The Web is not a Person - An Analysis of the Performance of Named-Entity Recognition

less than 1 minute read

Krovetz, R. et al. 2011. The web is not a person, Berners-Lee is not an organization, and African-Americans are not locations: an analysis of the performance of named-entity recognition. Proceedings of the Workshop on Multiword Expressions: from Parsing and Generation to the Real World.

This paper presents an evaluation of named-entity recognition that is based on

  1. the agreement rate between three different NER-systems, and
  2. the number of identified ambiguous entries (i.e. entities that were assigned to different NRE-classes (e.g.
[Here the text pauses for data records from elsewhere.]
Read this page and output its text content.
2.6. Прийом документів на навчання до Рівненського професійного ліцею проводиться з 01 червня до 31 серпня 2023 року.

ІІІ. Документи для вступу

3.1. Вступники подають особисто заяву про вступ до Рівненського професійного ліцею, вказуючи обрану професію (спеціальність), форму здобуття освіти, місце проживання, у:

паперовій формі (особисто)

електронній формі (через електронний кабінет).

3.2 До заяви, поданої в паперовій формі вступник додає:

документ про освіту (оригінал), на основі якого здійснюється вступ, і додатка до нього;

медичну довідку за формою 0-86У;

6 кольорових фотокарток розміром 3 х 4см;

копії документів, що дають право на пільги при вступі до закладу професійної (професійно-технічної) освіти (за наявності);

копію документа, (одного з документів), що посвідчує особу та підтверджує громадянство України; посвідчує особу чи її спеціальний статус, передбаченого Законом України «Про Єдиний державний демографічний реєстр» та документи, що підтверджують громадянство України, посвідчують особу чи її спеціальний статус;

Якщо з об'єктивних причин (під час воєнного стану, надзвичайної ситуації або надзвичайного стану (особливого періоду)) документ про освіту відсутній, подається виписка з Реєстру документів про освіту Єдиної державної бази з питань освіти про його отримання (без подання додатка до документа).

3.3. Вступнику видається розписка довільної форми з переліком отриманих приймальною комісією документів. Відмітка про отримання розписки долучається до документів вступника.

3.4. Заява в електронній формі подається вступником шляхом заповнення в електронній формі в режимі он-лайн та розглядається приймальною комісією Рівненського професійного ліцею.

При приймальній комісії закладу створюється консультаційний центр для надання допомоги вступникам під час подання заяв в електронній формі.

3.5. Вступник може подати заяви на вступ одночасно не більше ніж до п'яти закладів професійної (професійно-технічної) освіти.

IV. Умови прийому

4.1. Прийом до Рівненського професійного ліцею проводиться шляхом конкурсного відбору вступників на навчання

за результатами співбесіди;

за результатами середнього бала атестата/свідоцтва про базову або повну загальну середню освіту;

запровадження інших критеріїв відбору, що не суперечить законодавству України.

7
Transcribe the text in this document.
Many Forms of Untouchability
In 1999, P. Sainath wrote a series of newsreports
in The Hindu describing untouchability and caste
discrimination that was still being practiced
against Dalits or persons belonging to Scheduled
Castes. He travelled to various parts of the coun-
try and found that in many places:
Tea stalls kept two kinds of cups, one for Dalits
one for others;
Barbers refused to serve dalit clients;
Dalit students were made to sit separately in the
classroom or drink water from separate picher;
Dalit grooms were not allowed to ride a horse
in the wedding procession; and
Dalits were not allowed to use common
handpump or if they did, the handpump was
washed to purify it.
PERSON and ORGANIZATION) in the same document.
The authors show that although literature reports an accuracy of 85-95% for named entity recognition the agreement rates between the classifiers and identified ambiguities suggest a much lower accuracy.

Resources

  • NER taggers
    • Stanford tagger
    • LBJ tagger
    • IdentiFinder (proprietary)
  • Language resources used for training
    • English Gigawords corpus
    • Reuters 1996 new corpus
    • North American News corpus
  • Other language resources
    • ETS SourceFinder corpus
    • American national Corpus (ANC) - http://www.anc.org/annotations.html (tagged with NE)

Suggestions and Remarks

  1. the authors hypothesize that it is unlikely for two ambiguous words (same word but different NE class) to appear in the same document.
  2. they suggest to use grammar patterns such as "Bank of [LOCATION]" versus "[LOCATION]" to distinguish different NE classes.